Maserati, by far, is one of the most troublesome manufacturers in the automotive industry. Citroën, Alejandro De Tomaso, and even Chrysler. Every Maserati owner has tried to create a world-class manufacturer, but all have failed miserably.
The Maserati created this car during a period of transition of power. In 1989, the Fiat Group, Italy’s largest employer, acquired a stake in the Maserati brand, and its managers had ambitious goals.
For several years, the Fiat Group’s management worked closely with the stubborn and hard-nosed Alejandro De Tomaso, who, due to various disagreements, transferred complete control of Maserati to Fiat Group in 1993.

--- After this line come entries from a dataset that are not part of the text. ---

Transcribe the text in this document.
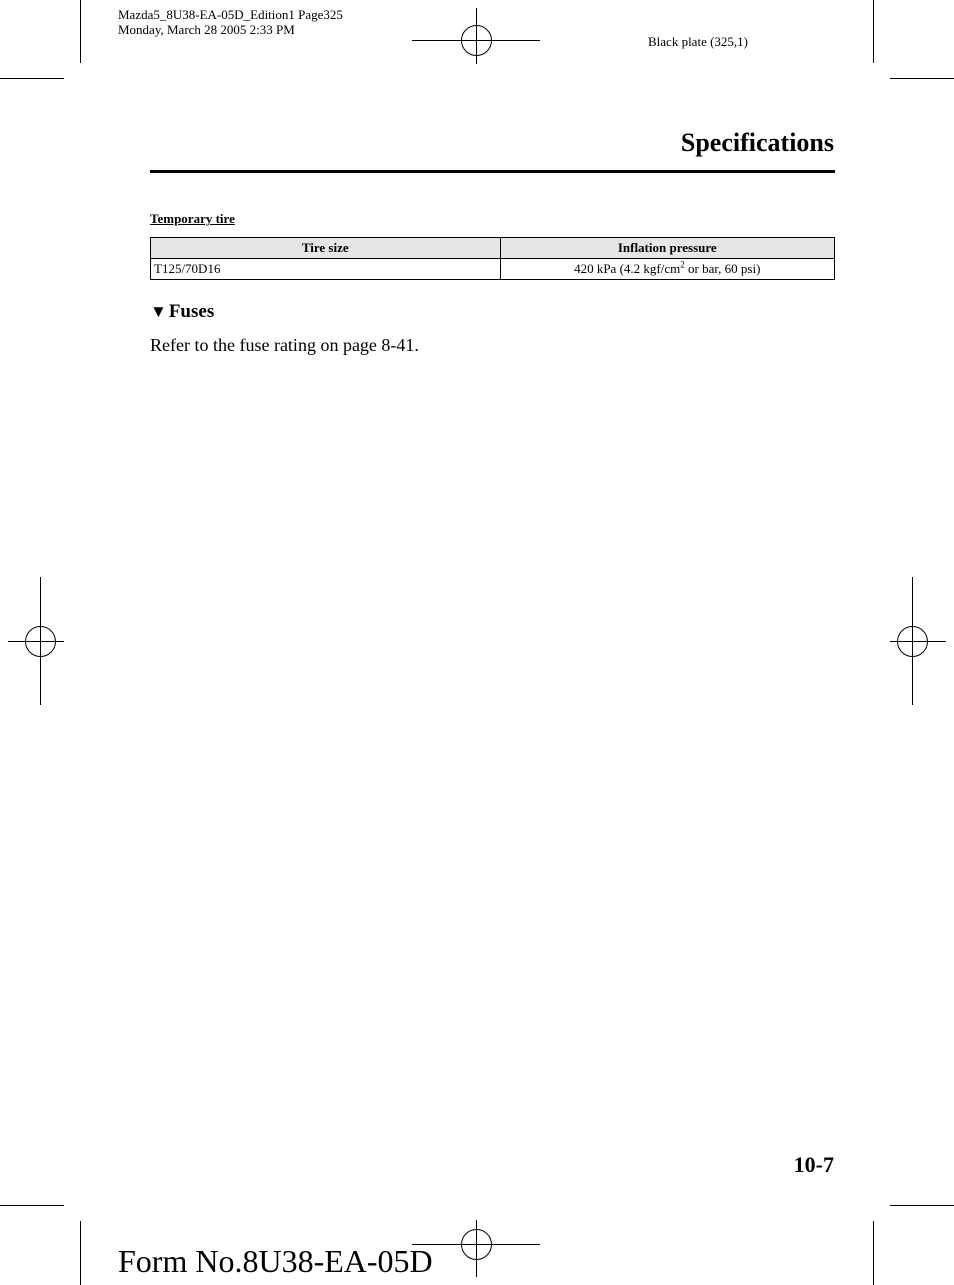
Mazda5_8U38-EA-05D_Edition1 Page325
Monday, March 28 2005 2:33 PM
Black plate (325,1)
Specifications
Temporary tire
Tire size	Inflation pressure
T125/70D16	420 kPa (4.2 kgf/$cm^2$ or bar, 60 psi)
▼ Fuses
Refer to the fuse rating on page 8-41.
10-7
Form No.8U38-EA-05D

The Maserati developed Barchetta during a period in the company’s history when two opposing management visions clashed. The Fiat Group wanted to create a cheaper, but not inferior, alternative to Ferrari, while Alejandro De Tomaso stood up for a fully-fledged Ferrari competitor.
Designed with a purpose
The ambitious Maserati managers of the time naively hoped that they would be able to launch at least 30 or 50 Barchettas when they started to build the future sports car.
To create a real buzz, Maserati launched the sports car on 14 December 1991. This day was chosen not by chance because, in the winter of 1991, Maserati celebrated its 77th anniversary.
Maserati had all the right trump cards in its hands: a company birthday, an exclusive car, and the motivation to improve the manufacturer’s reputation.
The car unveiled at the birthday celebrations surprised many. Curious onlookers asked about the price of the future Barchetta and when it would be available on public roads. Maserati representatives then told everyone that series production would start soon and that a more civilized version of the Barchetta would appear in 1992.
Shortly after, a company’s spokesman proudly announced the price of the Barchetta: 148 million Italian lira, or around 77 000 euros. For the same amount, an Italian who was then quite fond of the high life could have bought a well-equipped S500 of the W140 generation with a magnificent 8-cylinder engine.
No wonder only 17 heroes were willing to pay Maserati’s asking price.
Relations with BiTurbo
At 4,050 millimeters long, 1,965 millimeters wide, and just 930 millimeters high, the Maserati Barchetta had a six-cylinder petrol engine, which the designers placed in the most appropriate position – in the middle of the car, near the rear axle.
Not wanting to invest a considerable amount in an entirely new engine, the engineers fitted the Barchetta with a time-tested 2-liter power unit that, with the help of turbochargers, developed 315 horsepower and 373 Nm of torque.
The Barchetta weighed just 905 kilograms.